Рядом с Плющом сидел Слава Филин, пьяный Сыч. Он поднял дрожащую рюмку, мутно посмотрел на Парусенко и неожиданно внятно произнес:
— Водочка любит быть холодненькая, и — сразу!
Парусенко оглянулся на стойку — там была толпа, два бармена, Аркадий и Липа, работали не поднимая глаз.
— Выпей пока минералочки, — предложил Плющ, — может, Лиля подойдет.
Лиля была единственной официанткой в баре, уборщицей по совместительству, имела высшее образование и была всегда печальна.
Парусенко налил в чашечку из-под кофе Плющиковой минералки и с отвращением выпил.
— Женщины, — загадочно сказал Плющ, — как папуасы: им время от времени надо дарить что-то яркое.
Филин поднял голову.
— Женщине как бабе — надо дарить цветы!
— Ты чего, Костик, такой веселый? — спросил Парусенко.
— А как же мне не быть веселым, когда мне дают, наконец, мастерскую!
— Да ну? Поздравляю. А сколько метров?
— Одна комната тринадцать, вторая — десять.
— Ну, это не метраж для мастерской.
Плющ блеснул глазами.
— Метраж, может, падла, и небольшой, зато сколько, сука, пространства!
Неожиданно вошел Эдик. Он сходил-таки к врачу, и врач дал направление на ВТЭК. Возможно, дадут инвалидность.
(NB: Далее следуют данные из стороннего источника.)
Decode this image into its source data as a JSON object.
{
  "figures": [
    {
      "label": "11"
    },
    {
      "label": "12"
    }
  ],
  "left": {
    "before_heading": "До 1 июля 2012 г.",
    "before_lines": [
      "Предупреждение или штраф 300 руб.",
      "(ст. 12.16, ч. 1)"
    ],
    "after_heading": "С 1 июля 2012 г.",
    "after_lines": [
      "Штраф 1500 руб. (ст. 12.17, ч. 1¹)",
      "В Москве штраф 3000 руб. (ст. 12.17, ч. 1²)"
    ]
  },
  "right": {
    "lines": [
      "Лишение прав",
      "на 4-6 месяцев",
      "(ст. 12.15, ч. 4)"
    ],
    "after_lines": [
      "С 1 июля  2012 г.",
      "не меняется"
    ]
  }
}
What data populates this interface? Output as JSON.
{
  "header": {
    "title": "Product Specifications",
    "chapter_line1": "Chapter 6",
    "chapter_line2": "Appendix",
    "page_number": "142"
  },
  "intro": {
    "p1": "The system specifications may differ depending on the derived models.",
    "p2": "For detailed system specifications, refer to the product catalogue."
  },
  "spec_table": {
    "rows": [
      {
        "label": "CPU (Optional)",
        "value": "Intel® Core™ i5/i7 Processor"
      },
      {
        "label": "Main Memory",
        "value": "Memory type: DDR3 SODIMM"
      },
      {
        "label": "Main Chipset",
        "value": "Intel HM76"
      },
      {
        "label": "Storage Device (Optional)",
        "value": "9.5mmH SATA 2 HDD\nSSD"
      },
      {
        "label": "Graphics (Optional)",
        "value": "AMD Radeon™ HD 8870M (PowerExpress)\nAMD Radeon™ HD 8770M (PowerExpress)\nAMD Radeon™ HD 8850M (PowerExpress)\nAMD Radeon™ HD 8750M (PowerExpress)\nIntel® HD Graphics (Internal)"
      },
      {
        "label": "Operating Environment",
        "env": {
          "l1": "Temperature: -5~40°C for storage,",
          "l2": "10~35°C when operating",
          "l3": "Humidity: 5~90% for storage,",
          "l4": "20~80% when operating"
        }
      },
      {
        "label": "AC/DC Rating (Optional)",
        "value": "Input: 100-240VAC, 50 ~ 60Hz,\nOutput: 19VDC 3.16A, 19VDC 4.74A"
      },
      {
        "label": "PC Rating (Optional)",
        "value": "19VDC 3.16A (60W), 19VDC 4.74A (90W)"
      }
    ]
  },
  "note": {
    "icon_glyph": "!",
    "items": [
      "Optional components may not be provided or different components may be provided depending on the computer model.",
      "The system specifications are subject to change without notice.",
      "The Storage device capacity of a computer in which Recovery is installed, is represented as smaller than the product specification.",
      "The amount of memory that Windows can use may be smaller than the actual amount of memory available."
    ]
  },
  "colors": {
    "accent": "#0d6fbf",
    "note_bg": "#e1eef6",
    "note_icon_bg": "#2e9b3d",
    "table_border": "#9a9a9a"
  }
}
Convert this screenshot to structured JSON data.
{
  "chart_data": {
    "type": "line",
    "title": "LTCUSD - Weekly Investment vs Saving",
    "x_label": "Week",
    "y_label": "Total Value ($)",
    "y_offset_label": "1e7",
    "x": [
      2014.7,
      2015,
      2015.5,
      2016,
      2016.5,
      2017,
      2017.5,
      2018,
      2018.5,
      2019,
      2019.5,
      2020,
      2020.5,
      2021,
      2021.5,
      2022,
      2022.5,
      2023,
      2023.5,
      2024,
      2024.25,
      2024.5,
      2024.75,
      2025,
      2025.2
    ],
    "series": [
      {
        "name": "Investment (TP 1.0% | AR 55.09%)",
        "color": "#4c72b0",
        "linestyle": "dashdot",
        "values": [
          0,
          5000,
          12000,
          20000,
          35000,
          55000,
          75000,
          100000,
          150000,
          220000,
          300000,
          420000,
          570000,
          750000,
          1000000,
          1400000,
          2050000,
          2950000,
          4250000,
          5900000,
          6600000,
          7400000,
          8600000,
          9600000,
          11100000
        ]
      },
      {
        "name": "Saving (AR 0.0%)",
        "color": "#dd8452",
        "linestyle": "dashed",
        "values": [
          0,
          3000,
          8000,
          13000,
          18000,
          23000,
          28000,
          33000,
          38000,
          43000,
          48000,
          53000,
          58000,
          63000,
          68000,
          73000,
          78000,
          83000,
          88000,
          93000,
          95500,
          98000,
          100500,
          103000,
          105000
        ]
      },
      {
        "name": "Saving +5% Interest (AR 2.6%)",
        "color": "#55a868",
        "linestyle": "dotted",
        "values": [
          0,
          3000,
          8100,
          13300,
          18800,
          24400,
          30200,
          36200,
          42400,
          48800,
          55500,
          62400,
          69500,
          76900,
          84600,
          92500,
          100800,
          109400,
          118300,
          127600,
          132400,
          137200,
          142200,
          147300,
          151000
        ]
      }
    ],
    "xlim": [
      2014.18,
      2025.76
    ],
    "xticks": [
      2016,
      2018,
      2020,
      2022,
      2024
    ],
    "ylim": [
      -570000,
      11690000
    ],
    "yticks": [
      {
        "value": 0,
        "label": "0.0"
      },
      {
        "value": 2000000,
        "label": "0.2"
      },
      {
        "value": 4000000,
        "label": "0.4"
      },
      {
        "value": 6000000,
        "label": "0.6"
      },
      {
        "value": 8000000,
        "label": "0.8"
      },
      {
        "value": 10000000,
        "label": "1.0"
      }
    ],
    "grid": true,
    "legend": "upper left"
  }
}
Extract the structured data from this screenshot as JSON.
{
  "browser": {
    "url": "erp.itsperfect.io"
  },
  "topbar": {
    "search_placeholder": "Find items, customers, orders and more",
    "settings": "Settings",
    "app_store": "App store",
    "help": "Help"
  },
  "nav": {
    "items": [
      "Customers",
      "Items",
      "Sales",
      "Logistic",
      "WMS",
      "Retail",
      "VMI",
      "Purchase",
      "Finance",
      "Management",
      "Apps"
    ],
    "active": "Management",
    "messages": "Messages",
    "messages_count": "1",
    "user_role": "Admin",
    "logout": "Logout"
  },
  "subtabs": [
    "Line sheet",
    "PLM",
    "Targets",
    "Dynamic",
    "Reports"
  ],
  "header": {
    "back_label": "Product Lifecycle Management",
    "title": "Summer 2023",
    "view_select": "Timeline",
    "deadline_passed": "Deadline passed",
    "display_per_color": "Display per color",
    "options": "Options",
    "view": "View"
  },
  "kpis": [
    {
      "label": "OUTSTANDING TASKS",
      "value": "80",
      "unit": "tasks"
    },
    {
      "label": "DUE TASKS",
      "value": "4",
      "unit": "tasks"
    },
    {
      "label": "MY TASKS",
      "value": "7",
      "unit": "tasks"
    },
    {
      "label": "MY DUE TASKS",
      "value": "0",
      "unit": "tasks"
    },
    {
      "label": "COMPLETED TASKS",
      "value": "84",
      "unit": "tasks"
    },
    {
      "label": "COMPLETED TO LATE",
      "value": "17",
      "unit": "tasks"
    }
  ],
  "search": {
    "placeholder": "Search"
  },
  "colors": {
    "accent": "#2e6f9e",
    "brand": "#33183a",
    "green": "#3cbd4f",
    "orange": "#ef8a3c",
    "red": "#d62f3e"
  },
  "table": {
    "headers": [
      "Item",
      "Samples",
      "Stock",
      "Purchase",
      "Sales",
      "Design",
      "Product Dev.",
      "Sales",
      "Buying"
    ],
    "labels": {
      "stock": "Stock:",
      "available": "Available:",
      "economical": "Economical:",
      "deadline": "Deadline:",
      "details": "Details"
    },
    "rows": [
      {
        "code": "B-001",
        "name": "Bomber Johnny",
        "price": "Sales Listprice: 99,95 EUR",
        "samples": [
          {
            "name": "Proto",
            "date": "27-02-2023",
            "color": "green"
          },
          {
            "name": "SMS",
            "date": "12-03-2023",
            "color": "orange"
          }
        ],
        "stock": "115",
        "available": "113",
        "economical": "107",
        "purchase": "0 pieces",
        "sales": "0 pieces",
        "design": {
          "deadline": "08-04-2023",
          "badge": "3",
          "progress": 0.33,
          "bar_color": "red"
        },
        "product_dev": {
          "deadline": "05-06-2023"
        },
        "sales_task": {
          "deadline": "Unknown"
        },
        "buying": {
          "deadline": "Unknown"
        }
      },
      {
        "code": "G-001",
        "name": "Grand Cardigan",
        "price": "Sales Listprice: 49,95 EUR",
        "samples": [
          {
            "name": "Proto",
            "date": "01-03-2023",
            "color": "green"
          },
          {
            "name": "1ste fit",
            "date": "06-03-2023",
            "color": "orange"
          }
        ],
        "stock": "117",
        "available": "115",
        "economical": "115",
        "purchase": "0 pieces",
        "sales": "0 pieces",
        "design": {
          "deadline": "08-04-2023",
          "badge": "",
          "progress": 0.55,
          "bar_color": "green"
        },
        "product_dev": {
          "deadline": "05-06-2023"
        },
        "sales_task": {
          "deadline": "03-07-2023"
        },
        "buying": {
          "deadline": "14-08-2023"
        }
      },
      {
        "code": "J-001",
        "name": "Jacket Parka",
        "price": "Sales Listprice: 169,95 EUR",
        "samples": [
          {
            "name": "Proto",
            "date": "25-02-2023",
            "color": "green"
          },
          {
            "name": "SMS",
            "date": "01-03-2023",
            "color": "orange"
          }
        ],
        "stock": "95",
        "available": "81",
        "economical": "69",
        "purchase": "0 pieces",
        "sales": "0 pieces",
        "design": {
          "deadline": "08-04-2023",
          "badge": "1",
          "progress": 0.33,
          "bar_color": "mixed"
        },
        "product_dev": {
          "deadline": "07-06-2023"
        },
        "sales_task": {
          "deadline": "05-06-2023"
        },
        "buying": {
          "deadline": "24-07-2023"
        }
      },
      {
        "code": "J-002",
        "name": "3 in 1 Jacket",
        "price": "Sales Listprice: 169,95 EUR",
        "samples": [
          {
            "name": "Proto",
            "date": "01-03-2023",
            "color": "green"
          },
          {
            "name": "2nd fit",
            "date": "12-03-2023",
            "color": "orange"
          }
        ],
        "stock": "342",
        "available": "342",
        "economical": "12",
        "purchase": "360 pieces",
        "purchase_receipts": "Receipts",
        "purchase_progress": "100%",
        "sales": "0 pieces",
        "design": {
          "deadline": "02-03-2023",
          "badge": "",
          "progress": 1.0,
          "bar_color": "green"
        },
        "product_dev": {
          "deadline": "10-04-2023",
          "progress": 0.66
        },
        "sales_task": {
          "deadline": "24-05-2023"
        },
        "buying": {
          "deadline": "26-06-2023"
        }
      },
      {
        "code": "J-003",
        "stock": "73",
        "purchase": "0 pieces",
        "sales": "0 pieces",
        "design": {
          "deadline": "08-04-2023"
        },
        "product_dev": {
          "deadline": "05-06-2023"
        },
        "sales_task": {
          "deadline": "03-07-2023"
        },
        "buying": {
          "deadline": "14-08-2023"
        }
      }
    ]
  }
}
Хорошо бы вторую группу, это рублей шестьдесят и можно работать. Во всяком случае, можно продолжать роман, глядя в лицо Вале почаще. По этому случаю Эдик решительно направился к Вовке и потребовал три рубля. Вовка неожиданно сопротивления не оказал, видимо, был рад, что Эдик все-таки добрался до врача. «Надо идти в народ, — решил Эдик, — хватит на пять рюмок по пятьдесят грамм для независимости, на пачку „Экспресса“ и еще на трамвай, а там видно будет».
Эдик огляделся, понял обстановку и задергался.
— Или найди Лилю, — сказал он Парусенко, — или сходи в магазин.
Он протянул Парусенко под столом три рубля.
— Перестань, Эдик, — попросил Плющ. — Время есть, лучше расскажи, как дела.
Эдик рассказал про ВТЭК, не удержался. Неожиданно подошла Лиля.
— Лилечка, — сказал Парусенко, — дай нам бутылку водки, две бутылки минералки и, — он покосился на дремлющего Филина, — шесть бутербродов с колбасой.
— Восемь, — сказал Филин трезвым голосом, не открывая глаз.
— Тогда, — сказал Парусенко, — чтоб не бегать, две водки. Хороший день, — продолжал он, — и Плющу мастерскую дают, и Эдика на инвалидность отправляют.
— Не сглазь, — закричал Эдик.
— Вам хорошо, — трагически сказал Филин, — а мне впору повеситься. Талант мой иссяк, и свечи мои погасли.
— Если мужчина вешается от любви, — терпеливо начал Эдик, — то он не мужчина. Если человек вешается от скуки, значит, ему никогда не было весело. Если художник вешается от бездарности, значит, он — поц, и всегда был бездарный. Потому что ничего никуда не девается. Вешаться надо только от совести.